The win also capped an impressive run for Ratcliff and the rest of the Warhawks. Madison’s top girls’ boat will send five rowers to Division I programs next season on scholarships, including Ratcliff, who will row at Virginia. Lexy Shannon will head to Alabama, while the trio of Caroline Williams, Karen Munyan and Hannah Brown will row at UCLA, Stanford and Gonzaga, respectively.
“Now that it’s over, it’s like the fire can die now,” Ratcliff said. “We’ve proven that we can be faster than those top-notch, powerhouse schools.”
The Eagles’ first eight caught a crab late in the boys’ final, dashing their championship hopes.
With 250 meters to go, Gonzaga stood in third behind Pittsburgh’s Central Catholic and Philadelphia’s St. Joseph’s Prep. The Eagles were making a final push for first when the oar for the boat’s second seat caught a crab, rowing vernacular for getting stuck in the water. Instead of returning to its rower for another stroke, the oar flew out of control, over its owner’s head, nearly knocking him out of the boat and dropping Gonzaga from third to last place in the six-boat final.
“It’s just one of those things that happens,” Eagles Coach Marc Mandel said. “In order for us to have the run we’ve had, we’ve had to have some luck along the way, and we ran into some bad luck today.”

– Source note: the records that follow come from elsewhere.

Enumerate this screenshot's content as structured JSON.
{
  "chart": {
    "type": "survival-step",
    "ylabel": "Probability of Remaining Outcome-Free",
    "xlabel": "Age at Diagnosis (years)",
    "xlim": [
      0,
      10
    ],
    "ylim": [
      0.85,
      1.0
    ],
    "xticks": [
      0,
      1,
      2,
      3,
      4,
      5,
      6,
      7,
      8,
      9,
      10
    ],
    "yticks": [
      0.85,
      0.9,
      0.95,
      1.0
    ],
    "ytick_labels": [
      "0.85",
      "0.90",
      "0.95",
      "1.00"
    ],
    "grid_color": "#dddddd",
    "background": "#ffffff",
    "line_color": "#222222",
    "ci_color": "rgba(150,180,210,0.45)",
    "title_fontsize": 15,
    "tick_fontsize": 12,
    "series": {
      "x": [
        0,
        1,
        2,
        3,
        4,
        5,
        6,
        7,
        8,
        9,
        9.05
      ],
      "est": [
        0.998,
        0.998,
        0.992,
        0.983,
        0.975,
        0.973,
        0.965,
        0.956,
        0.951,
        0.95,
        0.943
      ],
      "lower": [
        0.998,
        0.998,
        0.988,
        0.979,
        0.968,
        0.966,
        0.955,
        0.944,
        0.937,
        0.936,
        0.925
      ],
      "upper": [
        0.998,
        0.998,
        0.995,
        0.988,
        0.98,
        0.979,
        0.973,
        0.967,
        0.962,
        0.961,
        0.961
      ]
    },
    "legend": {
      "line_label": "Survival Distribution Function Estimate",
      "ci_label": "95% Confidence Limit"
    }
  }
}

The incident forced Gonzaga to finish the race with a time of 4:31.79 seconds, just over 17 seconds slower than its championship time a week ago at the historic Stotesbury Regatta in Philadelphia. The only other local team in the boys’ first eight final, St. Albans, finished in fourth place with a time of 4:22.89 seconds.
“It was definitely really hard coming off the water. It was really emotional,” Gonzaga’s Trey Cruser said. “There were definitely tears shed, but then we all came together. I can smile looking back at my four years, and also the great season we had my senior year. Right now, I’m happy. I’m smiling.”